Displaying items by tag: Pee Shy
If you're a fan of odd, catchy rock/pop, the 1990s era was a golden era. It's not there's not stuff that is just as perfect being released in 2021. But while today's budding bands are releasing their stuff on Bandcamp, the 1990s was the last gasp of music labels signing bands they didn't understand. They knew the public's tastes were changing but they didn't know why or how. So the big labels signed all of these quirky bands that either weren't quite ready or were probably too fringe to break big nationally.
Tampa's Pee Shy is the perfect illustration of that trend. The band began as a duo - local bookstore owner/poet Cindy Wheeler and community radio DJ Jenny Juristo. They began playing at Tampa-area poetry readings in late 1993 and within a year, they had added two more members, released two home-produced EPs and in December 1994, they were featured in Interview Magazine and that publicity sparked a bidding war between Sony & Polygram.
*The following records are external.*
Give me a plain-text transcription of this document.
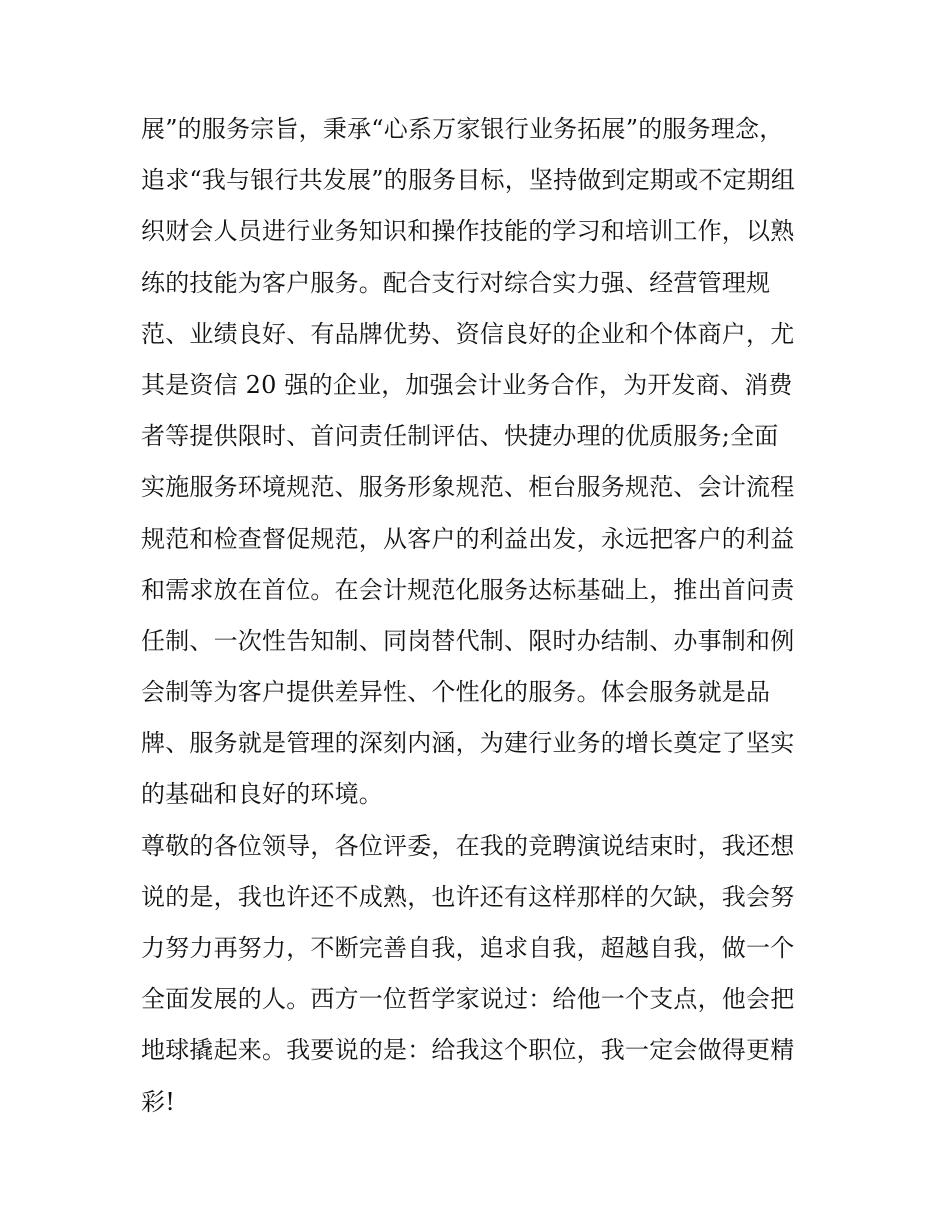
展”的服务宗旨，秉承“心系万家银行业务拓展”的服务理念，
追求“我与银行共发展”的服务目标，坚持做到定期或不定期组
织财会人员进行业务知识和操作技能的学习和培训工作，以熟
练的技能为客户服务。配合支行对综合实力强、经营管理规
范、业绩良好、有品牌优势、资信良好的企业和个体商户，尤
其是资信 20 强的企业，加强会计业务合作，为开发商、消费
者等提供限时、首问责任制评估、快捷办理的优质服务;全面
实施服务环境规范、服务形象规范、柜台服务规范、会计流程
规范和检查督促规范，从客户的利益出发，永远把客户的利益
和需求放在首位。在会计规范化服务达标基础上，推出首问责
任制、一次性告知制、同岗替代制、限时办结制、办事制和例
会制等为客户提供差异性、个性化的服务。体会服务就是品
牌、服务就是管理的深刻内涵，为建行业务的增长奠定了坚实
的基础和良好的环境。
尊敬的各位领导，各位评委，在我的竞聘演说结束时，我还想
说的是，我也许还不成熟，也许还有这样那样的欠缺，我会努
力努力再努力，不断完善自我，追求自我，超越自我，做一个
全面发展的人。西方一位哲学家说过：给他一个支点，他会把
地球撬起来。我要说的是：给我这个职位，我一定会做得更精
彩!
That would be a remarkably fast career path for anyone, but it was especially challenging for a band whose sound was an unpredictable mash-up of accordion, clarinet and quirky beat-poet voices. Their music was often great, but even in the best of circumstances it would be a tough sell to audiences who had no idea who they were. It didn't help that when "Who Let All The Monkey's Out?" finally came out in 1996, alternative rock was exploding, making it an even bigger challenge to get attention.
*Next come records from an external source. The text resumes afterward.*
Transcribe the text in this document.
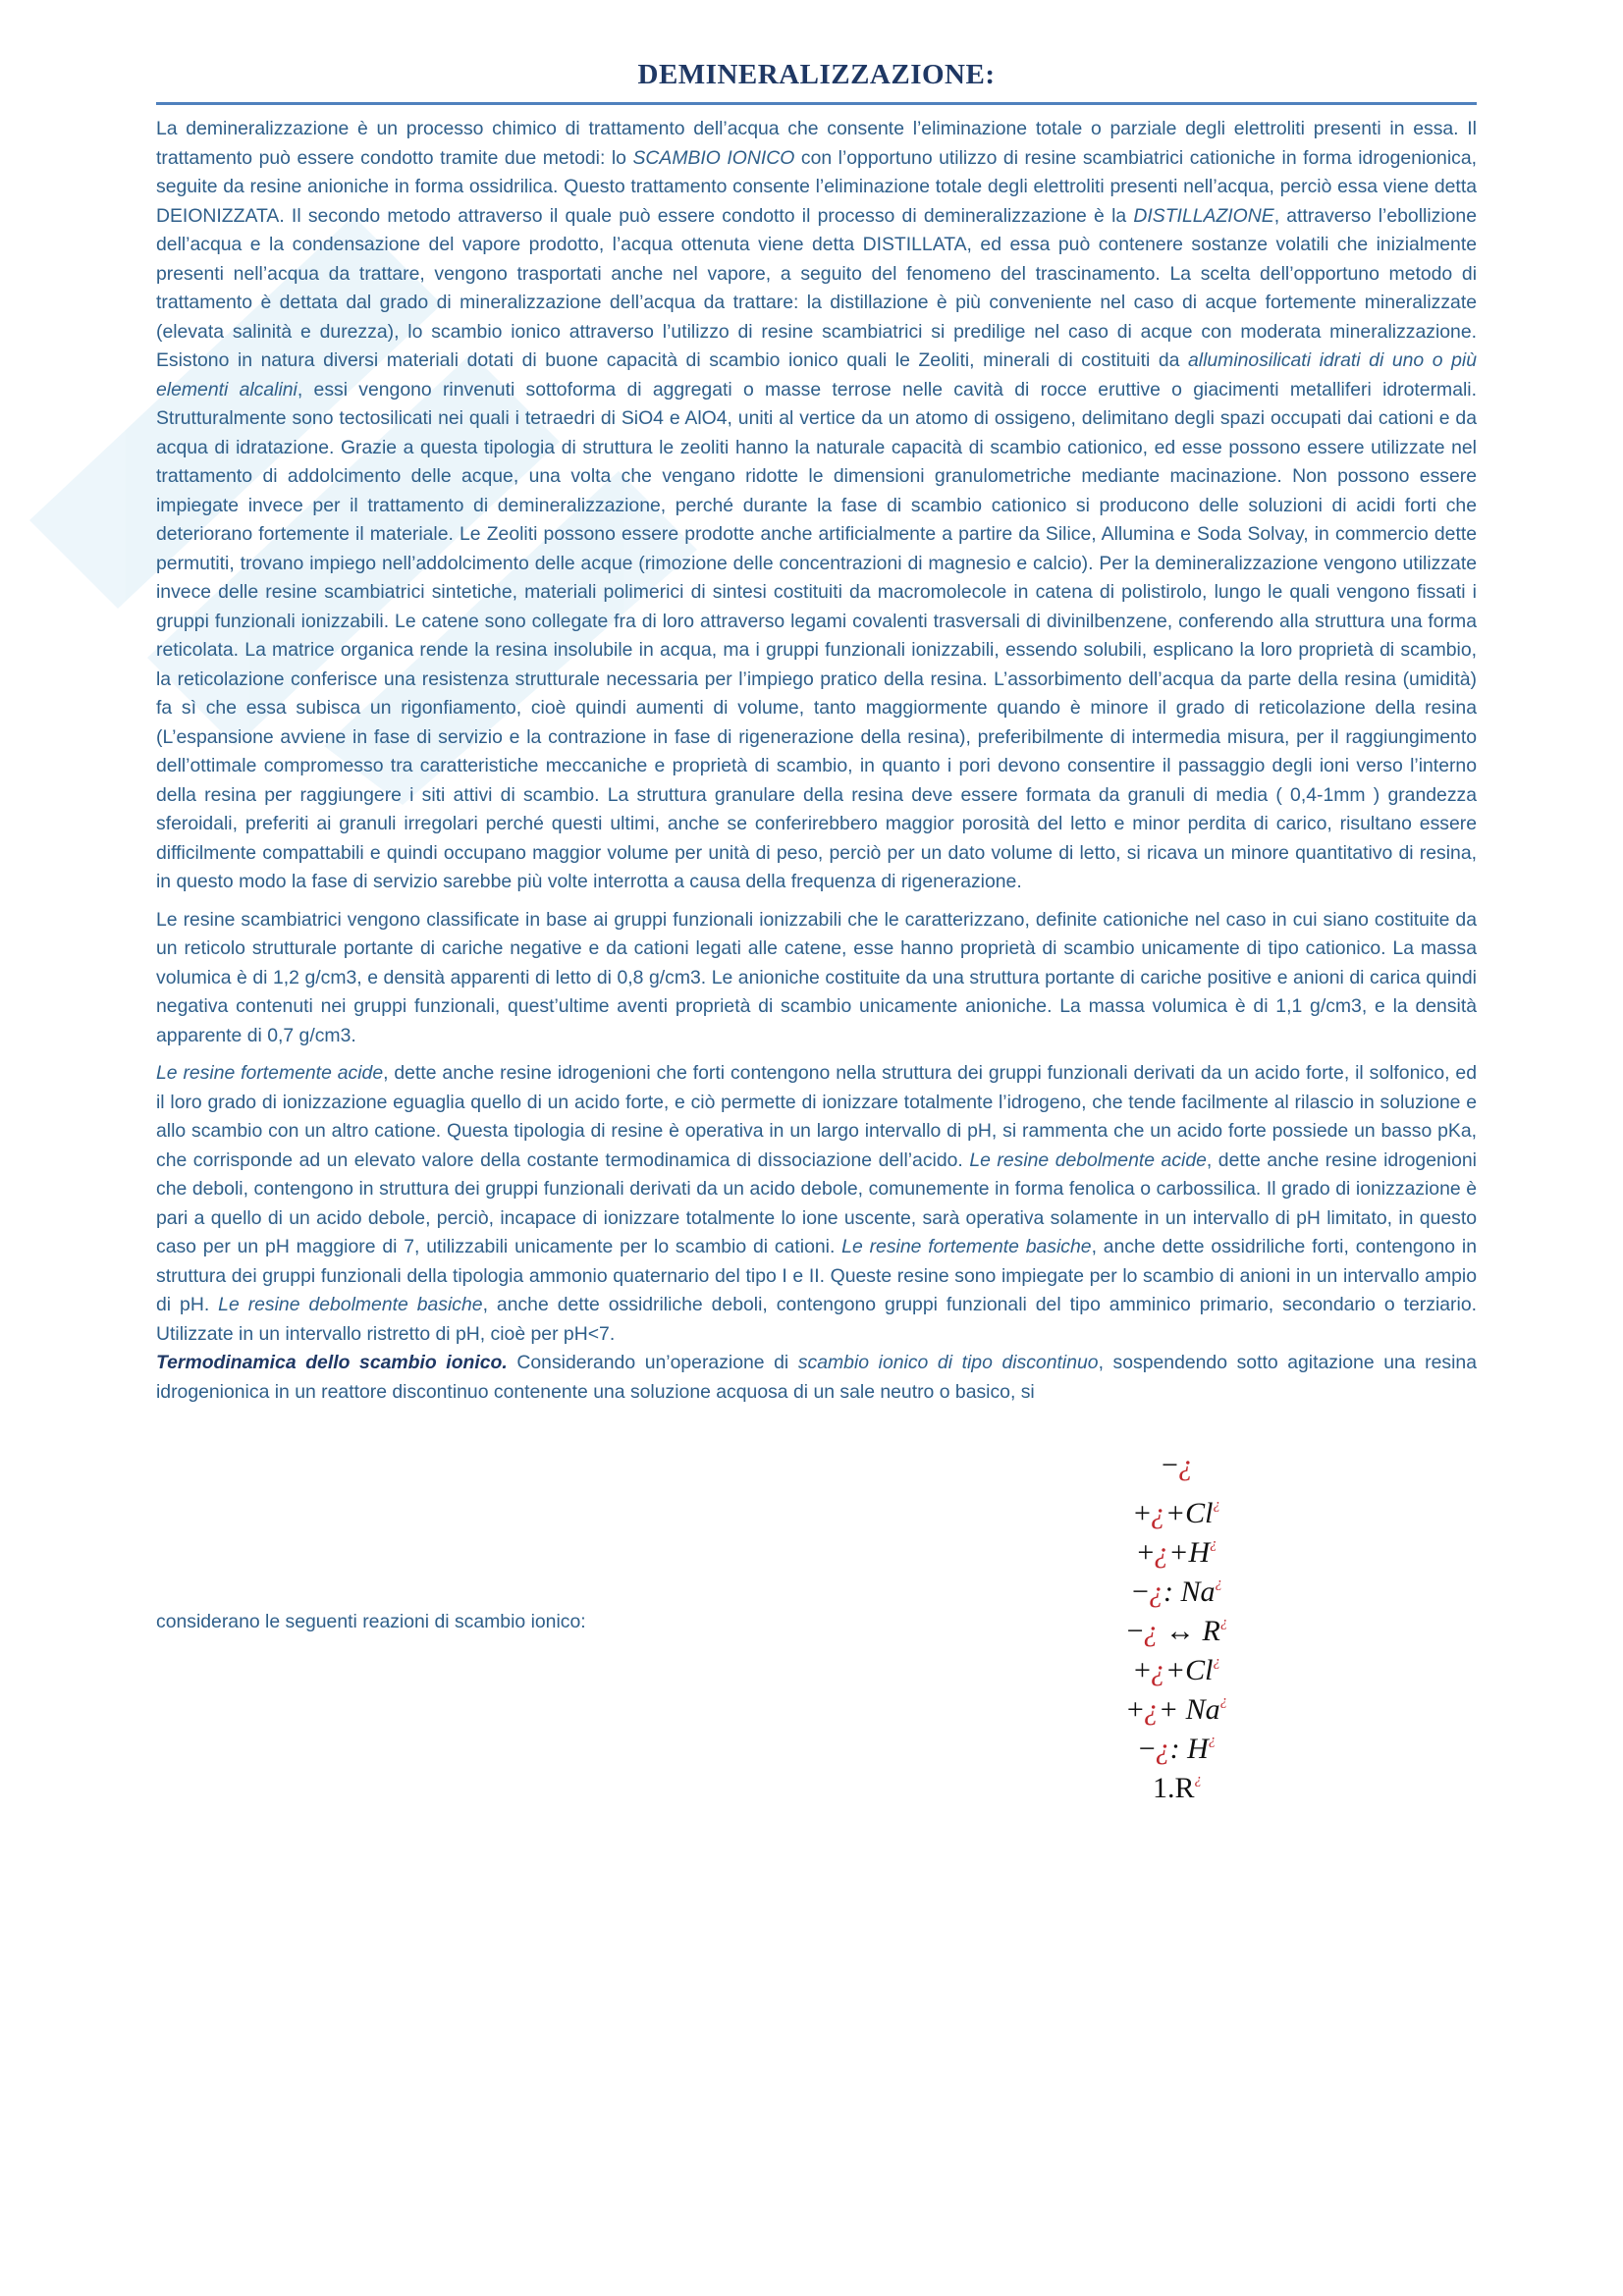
DEMINERALIZZAZIONE:

La demineralizzazione è un processo chimico di trattamento dell’acqua che consente l’eliminazione totale o parziale degli elettroliti presenti in essa. Il trattamento può essere condotto tramite due metodi: lo SCAMBIO IONICO con l’opportuno utilizzo di resine scambiatrici cationiche in forma idrogenionica, seguite da resine anioniche in forma ossidrilica. Questo trattamento consente l’eliminazione totale degli elettroliti presenti nell’acqua, perciò essa viene detta DEIONIZZATA. Il secondo metodo attraverso il quale può essere condotto il processo di demineralizzazione è la DISTILLAZIONE, attraverso l’ebollizione dell’acqua e la condensazione del vapore prodotto, l’acqua ottenuta viene detta DISTILLATA, ed essa può contenere sostanze volatili che inizialmente presenti nell’acqua da trattare, vengono trasportati anche nel vapore, a seguito del fenomeno del trascinamento. La scelta dell’opportuno metodo di trattamento è dettata dal grado di mineralizzazione dell’acqua da trattare: la distillazione è più conveniente nel caso di acque fortemente mineralizzate (elevata salinità e durezza), lo scambio ionico attraverso l’utilizzo di resine scambiatrici si predilige nel caso di acque con moderata mineralizzazione. Esistono in natura diversi materiali dotati di buone capacità di scambio ionico quali le Zeoliti, minerali di costituiti da alluminosilicati idrati di uno o più elementi alcalini, essi vengono rinvenuti sottoforma di aggregati o masse terrose nelle cavità di rocce eruttive o giacimenti metalliferi idrotermali. Strutturalmente sono tectosilicati nei quali i tetraedri di SiO4 e AlO4, uniti al vertice da un atomo di ossigeno, delimitano degli spazi occupati dai cationi e da acqua di idratazione. Grazie a questa tipologia di struttura le zeoliti hanno la naturale capacità di scambio cationico, ed esse possono essere utilizzate nel trattamento di addolcimento delle acque, una volta che vengano ridotte le dimensioni granulometriche mediante macinazione. Non possono essere impiegate invece per il trattamento di demineralizzazione, perché durante la fase di scambio cationico si producono delle soluzioni di acidi forti che deteriorano fortemente il materiale. Le Zeoliti possono essere prodotte anche artificialmente a partire da Silice, Allumina e Soda Solvay, in commercio dette permutiti, trovano impiego nell’addolcimento delle acque (rimozione delle concentrazioni di magnesio e calcio). Per la demineralizzazione vengono utilizzate invece delle resine scambiatrici sintetiche, materiali polimerici di sintesi costituiti da macromolecole in catena di polistirolo, lungo le quali vengono fissati i gruppi funzionali ionizzabili. Le catene sono collegate fra di loro attraverso legami covalenti trasversali di divinilbenzene, conferendo alla struttura una forma reticolata. La matrice organica rende la resina insolubile in acqua, ma i gruppi funzionali ionizzabili, essendo solubili, esplicano la loro proprietà di scambio, la reticolazione conferisce una resistenza strutturale necessaria per l’impiego pratico della resina. L’assorbimento dell’acqua da parte della resina (umidità) fa sì che essa subisca un rigonfiamento, cioè quindi aumenti di volume, tanto maggiormente quando è minore il grado di reticolazione della resina (L’espansione avviene in fase di servizio e la contrazione in fase di rigenerazione della resina), preferibilmente di intermedia misura, per il raggiungimento dell’ottimale compromesso tra caratteristiche meccaniche e proprietà di scambio, in quanto i pori devono consentire il passaggio degli ioni verso l’interno della resina per raggiungere i siti attivi di scambio. La struttura granulare della resina deve essere formata da granuli di media ( 0,4-1mm ) grandezza sferoidali, preferiti ai granuli irregolari perché questi ultimi, anche se conferirebbero maggior porosità del letto e minor perdita di carico, risultano essere difficilmente compattabili e quindi occupano maggior volume per unità di peso, perciò per un dato volume di letto, si ricava un minore quantitativo di resina, in questo modo la fase di servizio sarebbe più volte interrotta a causa della frequenza di rigenerazione.

Le resine scambiatrici vengono classificate in base ai gruppi funzionali ionizzabili che le caratterizzano, definite cationiche nel caso in cui siano costituite da un reticolo strutturale portante di cariche negative e da cationi legati alle catene, esse hanno proprietà di scambio unicamente di tipo cationico. La massa volumica è di 1,2 g/cm3, e densità apparenti di letto di 0,8 g/cm3. Le anioniche costituite da una struttura portante di cariche positive e anioni di carica quindi negativa contenuti nei gruppi funzionali, quest’ultime aventi proprietà di scambio unicamente anioniche. La massa volumica è di 1,1 g/cm3, e la densità apparente di 0,7 g/cm3.

Le resine fortemente acide, dette anche resine idrogenioni che forti contengono nella struttura dei gruppi funzionali derivati da un acido forte, il solfonico, ed il loro grado di ionizzazione eguaglia quello di un acido forte, e ciò permette di ionizzare totalmente l’idrogeno, che tende facilmente al rilascio in soluzione e allo scambio con un altro catione. Questa tipologia di resine è operativa in un largo intervallo di pH, si rammenta che un acido forte possiede un basso pKa, che corrisponde ad un elevato valore della costante termodinamica di dissociazione dell’acido. Le resine debolmente acide, dette anche resine idrogenioni che deboli, contengono in struttura dei gruppi funzionali derivati da un acido debole, comunemente in forma fenolica o carbossilica. Il grado di ionizzazione è pari a quello di un acido debole, perciò, incapace di ionizzare totalmente lo ione uscente, sarà operativa solamente in un intervallo di pH limitato, in questo caso per un pH maggiore di 7, utilizzabili unicamente per lo scambio di cationi. Le resine fortemente basiche, anche dette ossidriliche forti, contengono in struttura dei gruppi funzionali della tipologia ammonio quaternario del tipo I e II. Queste resine sono impiegate per lo scambio di anioni in un intervallo ampio di pH. Le resine debolmente basiche, anche dette ossidriliche deboli, contengono gruppi funzionali del tipo amminico primario, secondario o terziario. Utilizzate in un intervallo ristretto di pH, cioè per pH<7.

Termodinamica dello scambio ionico. Considerando un’operazione di scambio ionico di tipo discontinuo, sospendendo sotto agitazione una resina idrogenionica in un reattore discontinuo contenente una soluzione acquosa di un sale neutro o basico, si

considerano le seguenti reazioni di scambio ionico:
−¿
+¿+Cl¿
+¿+H¿
−¿: Na¿
−¿ ↔ R¿
+¿+Cl¿
+¿+ Na¿
−¿: H¿
1.R¿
"Little Dudes" was the lead single off the album and despite some good reviews, the song and the album sank without a trace. Wheeler said in several later interviews that the album sold less than 1,000 copies during its first four months, despite the positive press and a solid job of production by Galaxie 500 frontman Dean Wareham. Written by Wheeler, "Little Dudes" was about the tendency of her and Juristo to date much younger men and the song is a great example of Pee Shy's sound at the time: catchy, odd snippets of seemingly random music that you can't get out of your head.
On the other hand, some of the lyrics of the song bordered on creepy in 1996 and seem downright unsettling in 2021, especially when you watch the video below:
"One drinks beer and one drinks gin/We like the little boys & not the men
We keep our eyes open for the little dudes/because they never try and tell us what to do"
"Where are you little dude?/Don't you know I'm in love with you
Well, I ain't old enough to be your mom/But you were six years old when I went to the prom"
"You hardly have to shave around that smile/Please don't think I'm a pedophile."
Despite the commercial failure of "Who Met All The Monkey's Out?," Mercury released a second album, "Don't Get Too Comfortable," in 1998. Produced by Brad Jones, the album's more guitar-driven pop sound garnered the band solid reviews and the song "Mr. Wheeler" received airplay on a number of college and alternative rock stations.
But by the end of the year, the band broke up for reasons that were never explained by either Wheeler or Juristo, other than some vague comment along the lines of "it was time." Eventually, Wheeler and Pee Shy bassist Mary Catherine Guidera founded the Brooklyn-based band The Caulfield Sisters. Jurristo continues to record and perform as a solo act under the name Go Jenny. Drummer Billy Orrico is a New York based television and film sound editor. He's received two Emmy nominations for sound editing, including for work on HBO's Boardwalk Empire.